Je comprends pourquoi nous avons dû quitter la petite église, Dieu voulait me faire rencontrer cet homme afin de nous envoyer dans les nations ! Ouaah, Seigneur que tu es grand....
La semaine suivante, celui par qui les doutes arrivent, Satan, ne tarde pas à se manifester :
" Tu te rends comptes, à ton âge, quitter ton travail ? Mais comment vas-tu faire ? Comment vas-tu vivre ? "
Comme Pierre lorsqu'il est sorti du bateau pour marcher sur l'eau, il a commencé à couler lorsqu'il a cessé de regarder à Jésus et qu'il a regardé le vent, je me laisse aller au doute, car moi aussi je me mets à regarder davantage le vent que Jésus. J'écoute l'ennemi de nos âmes qui sème le doute, plutôt que Jésus qui sème la certitude.
Encore une fois, je cherche refuge auprès de Celui qui est le Chemin, la Vérité et la Vie :
" Seigneur, dois-je chercher un autre travail ? "
Aussitôt Il me répond:
" Recherchez d'abord le royaume et sa justice, et tout le reste vous sera donné par dessus ", puis, " Regardez les oiseaux du ciel, ils ne sèment ni ne moissonnent… " et enfin " …considérez les lys des champs…Si tu quittes ton travail pour en chercher un autre, pourquoi le quittes-tu ? "
Naturellement, je me pose bien des questions quant à notre avenir :
Qu'allons-nous faire ?
Comment allons-nous employer ce temps pour le Seigneur ?
Qu'en penses-tu Seigneur ?
Que veux-tu que nous fassions ? Le mieux reste de lui demander
Dans le secret de ma chambre, il me répond, précisément le 2 février 2008:
" Je te montrerai la voie que tu dois suivre, j'aurai le regard sur toi et je te conseillerai ". C'est le verset 8 du Psaume 32.

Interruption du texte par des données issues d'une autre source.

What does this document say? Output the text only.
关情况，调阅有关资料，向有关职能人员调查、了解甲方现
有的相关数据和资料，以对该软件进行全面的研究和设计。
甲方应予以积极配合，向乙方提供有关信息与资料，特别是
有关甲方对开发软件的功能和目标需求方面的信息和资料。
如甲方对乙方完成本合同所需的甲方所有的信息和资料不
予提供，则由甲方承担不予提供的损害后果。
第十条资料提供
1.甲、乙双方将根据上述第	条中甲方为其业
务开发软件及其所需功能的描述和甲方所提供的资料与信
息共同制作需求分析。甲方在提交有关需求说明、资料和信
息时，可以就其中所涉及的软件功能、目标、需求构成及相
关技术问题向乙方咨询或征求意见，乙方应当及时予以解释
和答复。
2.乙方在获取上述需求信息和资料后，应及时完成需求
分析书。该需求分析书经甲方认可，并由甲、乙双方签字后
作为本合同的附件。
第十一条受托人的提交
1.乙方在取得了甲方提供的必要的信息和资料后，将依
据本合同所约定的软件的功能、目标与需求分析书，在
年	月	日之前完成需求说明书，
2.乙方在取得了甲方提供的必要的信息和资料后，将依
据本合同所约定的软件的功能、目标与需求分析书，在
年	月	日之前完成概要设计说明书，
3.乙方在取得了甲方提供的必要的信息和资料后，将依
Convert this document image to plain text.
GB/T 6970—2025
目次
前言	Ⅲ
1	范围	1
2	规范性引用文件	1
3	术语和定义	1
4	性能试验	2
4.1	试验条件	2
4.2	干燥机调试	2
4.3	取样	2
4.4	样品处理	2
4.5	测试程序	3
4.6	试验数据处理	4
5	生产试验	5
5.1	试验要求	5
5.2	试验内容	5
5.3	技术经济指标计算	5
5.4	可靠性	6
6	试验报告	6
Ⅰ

Le lendemain, toujours dans le secret de ma chambre, je lis dans la Bible que les disciples doivent rester et attendre à Jérusalem. Je demande au Seigneur :
" Jusqu'à quand devrai-je attendre Seigneur ? ".
Puis il me dit :
« Je ne peux pas t'envoyer, tu n'es pas libre ".
Puis je lui dis :
" Seigneur, rester là à attendre, j'ai peur de passer à côté de quelque chose. J'ai peur de te rater lorsque tu passeras ".
Il me répondit :
" Tu es en attente. Comme d'un train qui va passer. S'il ne fait que passer, tu ne pourras pas le prendre, puisqu'il passe… "
J'insiste :
" J'ai malgré tout peur de le rater lorsqu'il s'arrêtera "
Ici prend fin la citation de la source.